大学受験2浪目に入り、いつまでもこのままの生活じゃいけない、やっぱり本腰入れて勉強して、せめて大学には入っておこうと考え出した頃。
まだ何者になるか全く想像も及びつかなかった頃。
***
学園祭でアンルイスのライブ会場の隣を救急車のサイレンを鳴らして運ばれたこと(焼き鳥であたった食中毒)

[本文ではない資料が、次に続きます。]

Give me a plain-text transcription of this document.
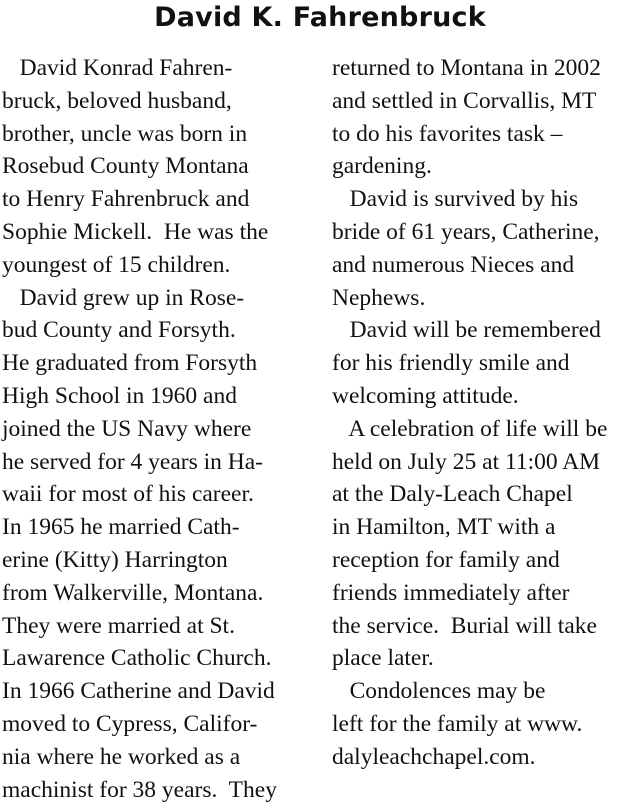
David K. Fahrenbruck
David Konrad Fahren-
bruck, beloved husband,
brother, uncle was born in
Rosebud County Montana
to Henry Fahrenbruck and
Sophie Mickell.  He was the
youngest of 15 children.
David grew up in Rose-
bud County and Forsyth.
He graduated from Forsyth
High School in 1960 and
joined the US Navy where
he served for 4 years in Ha-
waii for most of his career.
In 1965 he married Cath-
erine (Kitty) Harrington
from Walkerville, Montana.
They were married at St.
Lawarence Catholic Church.
In 1966 Catherine and David
moved to Cypress, Califor-
nia where he worked as a
machinist for 38 years.  They
returned to Montana in 2002
and settled in Corvallis, MT
to do his favorites task –
gardening.
David is survived by his
bride of 61 years, Catherine,
and numerous Nieces and
Nephews.
David will be remembered
for his friendly smile and
welcoming attitude.
A celebration of life will be
held on July 25 at 11:00 AM
at the Daly-Leach Chapel
in Hamilton, MT with a
reception for family and
friends immediately after
the service.  Burial will take
place later.
Condolences may be
left for the family at www.
dalyleachchapel.com.
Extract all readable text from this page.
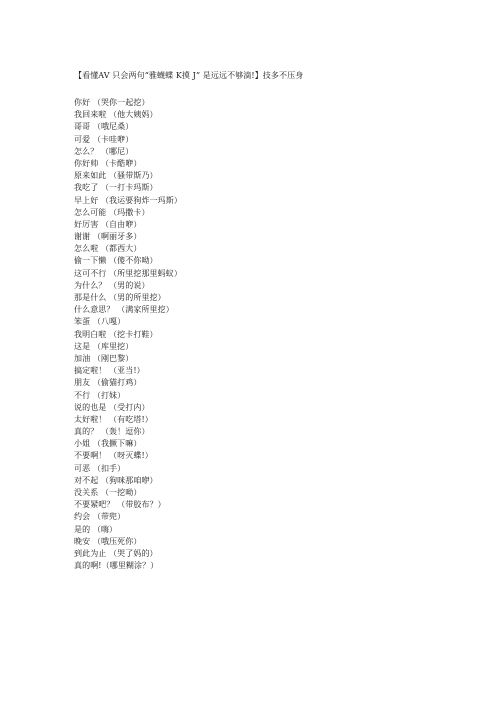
【看懂AV 只会两句“雅蠛蝶 K摸 J” 是远远不够滴!】技多不压身
你好 （哭你一起挖）
我回来啦 （他大姨妈）
哥哥 （哦尼桑）
可爱 （卡哇咿）
怎么？ （哪尼）
你好帅 （卡酷咿）
原来如此 （骚带斯乃）
我吃了 （一打卡玛斯）
早上好 （我运要狗炸一玛斯）
怎么可能 （玛撒卡）
好厉害 （自由咿）
谢谢 （啊丽牙多）
怎么啦 （都西大）
偷一下懒 （傻不你呦）
这可不行 （所里挖那里蚂蚁）
为什么？ （男的说）
那是什么 （男的所里挖）
什么意思？ （满家所里挖）
笨蛋 （八嘎）
我明白啦 （挖卡打鞋）
这是 （库里挖）
加油 （刚巴黎）
搞定啦！ （亚当!）
朋友 （偷猫打鸡）
不行 （打妹）
说的也是 （受打内）
太好啦！ （有吃塔!）
真的？ （轰！逗你）
小姐 （我撅下嘛）
不要啊！ （呀灭蝶!）
可恶 （扣手）
对不起 （狗咪那咱咿）
没关系 （一挖呦）
不要紧吧？ （带胶布？）
约会 （带兜）
是的 （嗨）
晚安 （哦压死你）
到此为止 （哭了妈的）
真的啊!（哪里糊涂？）
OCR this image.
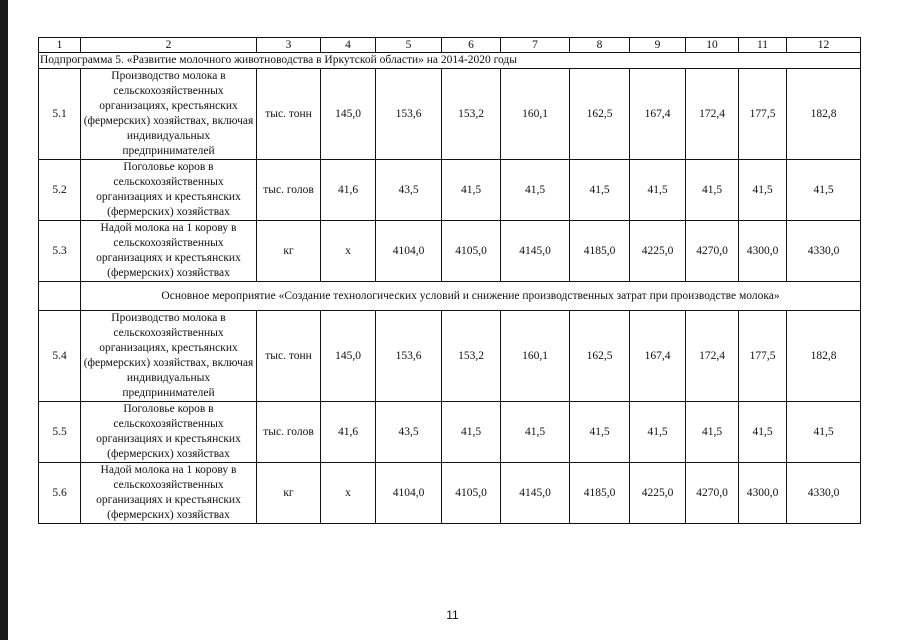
1	2	3	4	5	6	7	8	9	10	11	12
Подпрограмма 5. «Развитие молочного животноводства в Иркутской области» на 2014-2020 годы											
5.1	Производство молока в сельскохозяйственных организациях, крестьянских (фермерских) хозяйствах, включая индивидуальных предпринимателей	тыс. тонн	145,0	153,6	153,2	160,1	162,5	167,4	172,4	177,5	182,8
5.2	Поголовье коров в сельскохозяйственных организациях и крестьянских (фермерских) хозяйствах	тыс. голов	41,6	43,5	41,5	41,5	41,5	41,5	41,5	41,5	41,5
5.3	Надой молока на 1 корову в сельскохозяйственных организациях и крестьянских (фермерских) хозяйствах	кг	x	4104,0	4105,0	4145,0	4185,0	4225,0	4270,0	4300,0	4330,0
	Основное мероприятие «Создание технологических условий и снижение производственных затрат при производстве молока»										
5.4	Производство молока в сельскохозяйственных организациях, крестьянских (фермерских) хозяйствах, включая индивидуальных предпринимателей	тыс. тонн	145,0	153,6	153,2	160,1	162,5	167,4	172,4	177,5	182,8
5.5	Поголовье коров в сельскохозяйственных организациях и крестьянских (фермерских) хозяйствах	тыс. голов	41,6	43,5	41,5	41,5	41,5	41,5	41,5	41,5	41,5
5.6	Надой молока на 1 корову в сельскохозяйственных организациях и крестьянских (фермерских) хозяйствах	кг	x	4104,0	4105,0	4145,0	4185,0	4225,0	4270,0	4300,0	4330,0
11
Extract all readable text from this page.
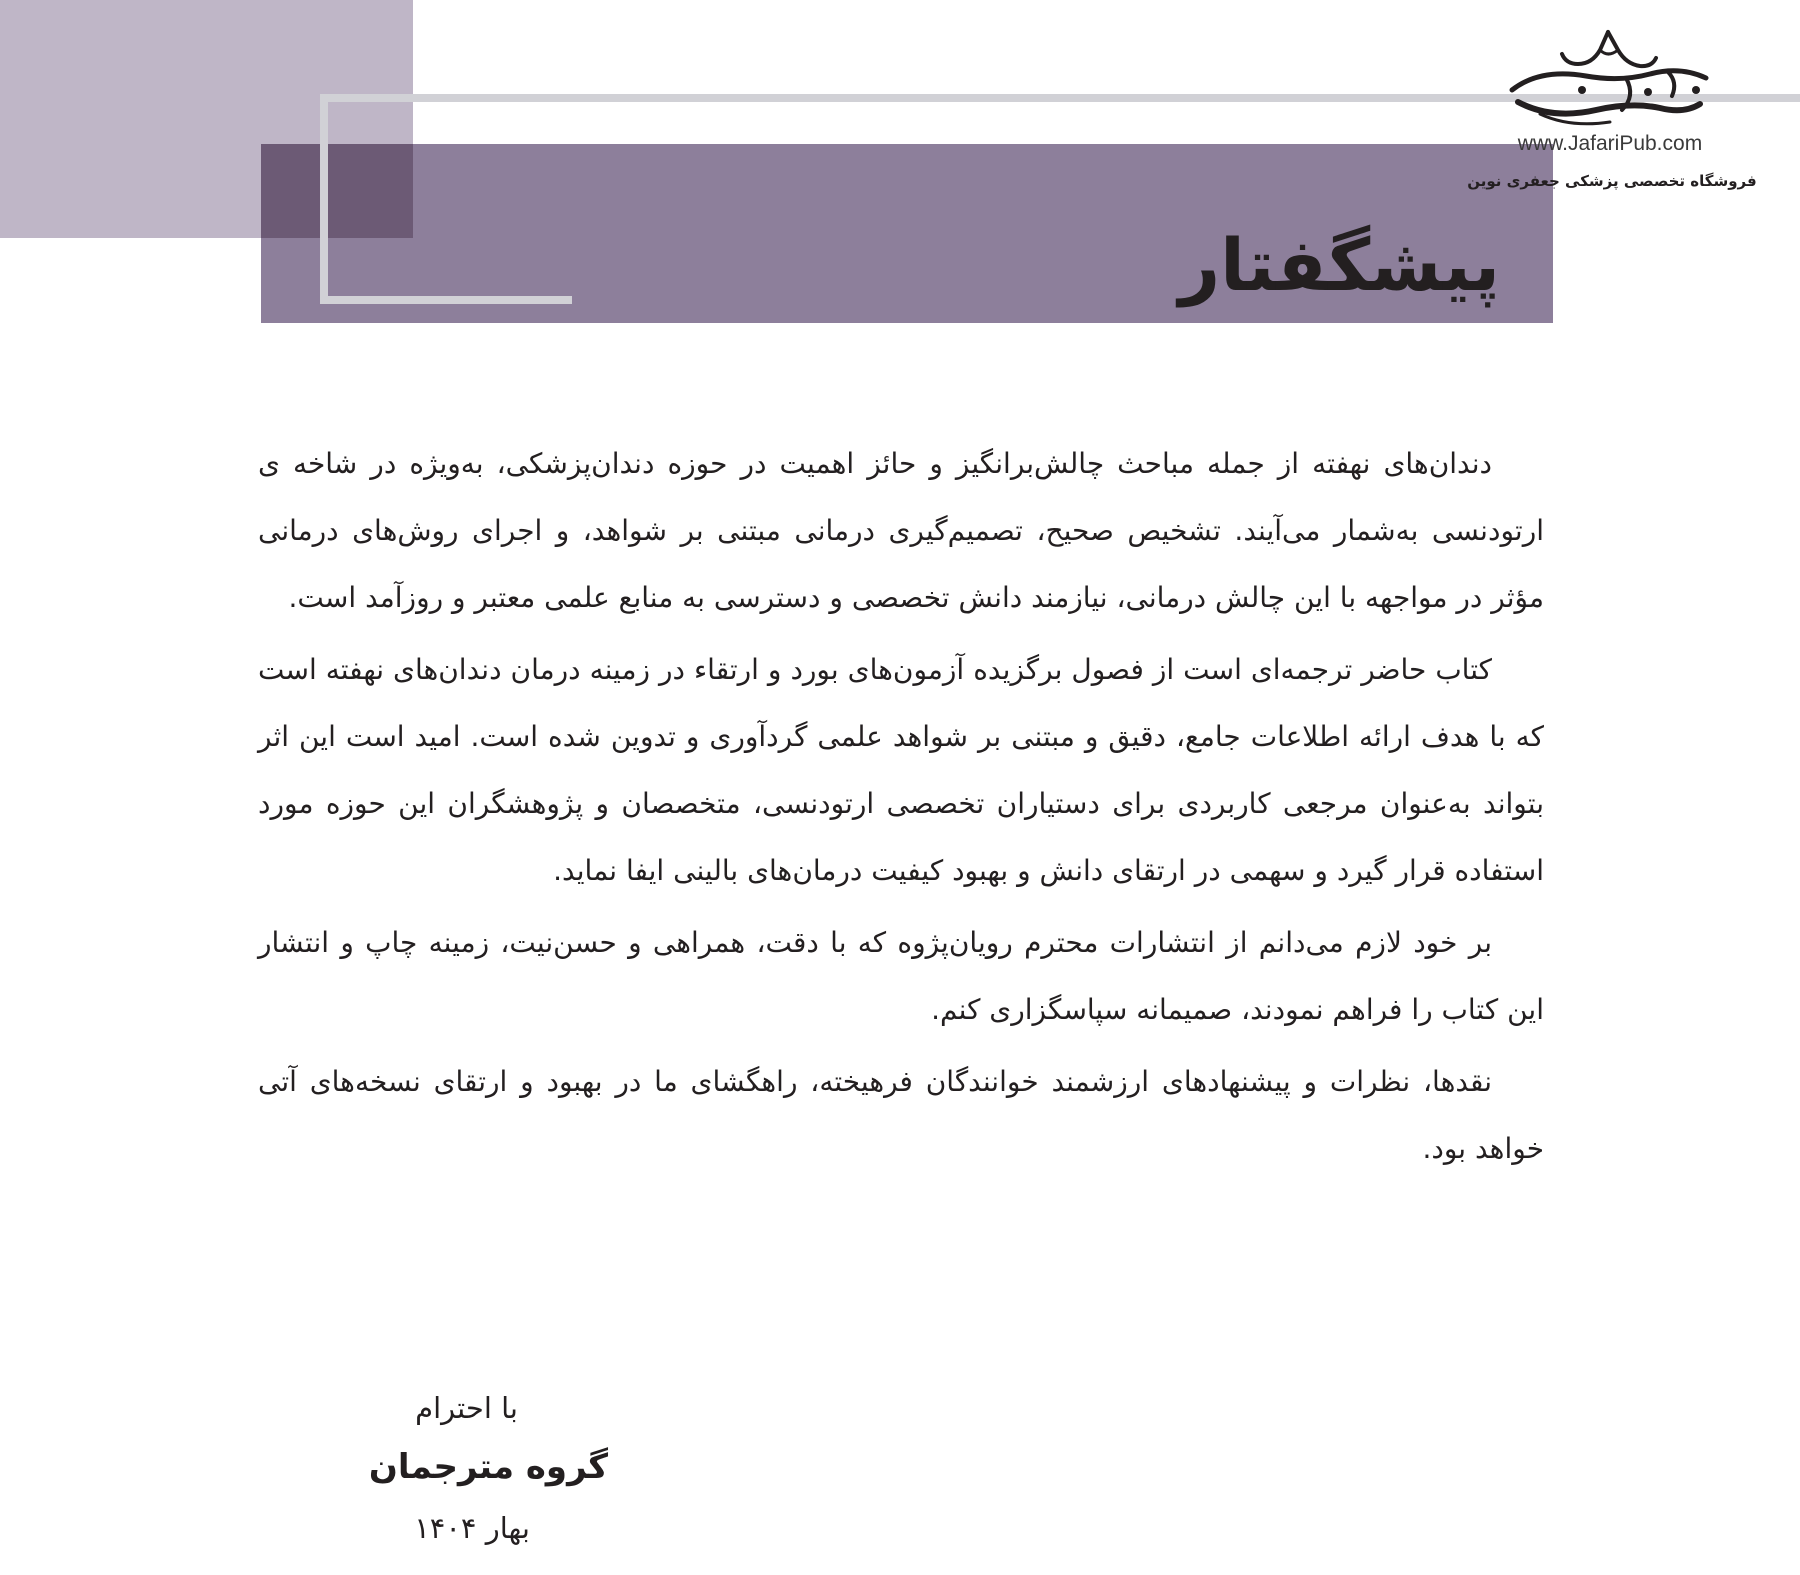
پیشگفتار
www.JafariPub.com
فروشگاه تخصصی پزشکی جعفری نوین

دندان‌های نهفته از جمله مباحث چالش‌برانگیز و حائز اهمیت در حوزه دندان‌پزشکی، به‌ویژه در شاخه ی ارتودنسی به‌شمار می‌آیند. تشخیص صحیح، تصمیم‌گیری درمانی مبتنی بر شواهد، و اجرای روش‌های درمانی مؤثر در مواجهه با این چالش درمانی، نیازمند دانش تخصصی و دسترسی به منابع علمی معتبر و روزآمد است.

کتاب حاضر ترجمه‌ای است از فصول برگزیده آزمون‌های بورد و ارتقاء در زمینه درمان دندان‌های نهفته است که با هدف ارائه اطلاعات جامع، دقیق و مبتنی بر شواهد علمی گردآوری و تدوین شده است. امید است این اثر بتواند به‌عنوان مرجعی کاربردی برای دستیاران تخصصی ارتودنسی، متخصصان و پژوهشگران این حوزه مورد استفاده قرار گیرد و سهمی در ارتقای دانش و بهبود کیفیت درمان‌های بالینی ایفا نماید.

بر خود لازم می‌دانم از انتشارات محترم رویان‌پژوه که با دقت، همراهی و حسن‌نیت، زمینه چاپ و انتشار این کتاب را فراهم نمودند، صمیمانه سپاسگزاری کنم.

نقدها، نظرات و پیشنهادهای ارزشمند خوانندگان فرهیخته، راهگشای ما در بهبود و ارتقای نسخه‌های آتی خواهد بود.

با احترام
گروه مترجمان
بهار ۱۴۰۴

その後30年間、特に大病とも無縁だったのが、2回も手術を伴う入院をしたこと
1回は父親も患った尿路結石だったこと
それまで全く無縁のコンピュータソフトウェア会社に就職したこと
35年間、同じ会社で定年間際まで勤めたこと
60過ぎても働いていること
まだまだ数年は働かないといけないかも大学卒業後すぐに大阪を離れて、ずっと東京近辺で生活していること
なんなら、普段は関西弁を封印して標準語で話していること!
子供の頃からの賃貸生活から、自分の家(一軒家)を持てたこと
一時はプロも考えた音楽活動は60になるまで形を変えて、一生の趣味として続けていること
1度目の結婚は数年で破綻したが、再婚して2人の子供を授かったこと
自分が父親になったなんて!その子供たちも成人したこと
ちゃんと普通の家庭で普通の暮らしをしていること
これは子供の頃の一番大事な目標だった結局、酒は飲めないままだったがそれはそれで捨てたものもあるけど、得たものもあったこと
父と母を続けて見送り、予想よりは早く身寄りが無くなったこと
幸いにも大きな借金もないけど、貯金もあまり出来なかったこと
コンピューターが形を変えて1人1台いつも持ち歩くようになったこと(スマートフォン)
いつでも誰とでも気軽に連絡がとれるようになったこと
テレビ電話(Web会議)は実現したこと
そのくせ、いまだに朝の電車は混んでいて、40年前と同じことを人間はしていること
テレビそのものは無くなったこと
(これはまだだったか。。)吉野家の牛丼がまだワンコインで食べられること
ネクタイなんてしなくてよくなったこと
本屋がどんどん潰れてしまったこと
仕事で海外に毎年何度も行けるようになっていること
30歳になっても、40歳になっても、50歳になっても、60歳になっても、中身はほとんど変わらないってこと!
***
20歳の頃の自分に言ってあげたい。
心配しなくても、ちゃんと独り立ちして、親を看取って、一軒家に住んで、子供を育て上げて、普通の暮らしをして、好きな音楽を続けていて。
お前の人生もなかなか捨てたもんじゃないぞって。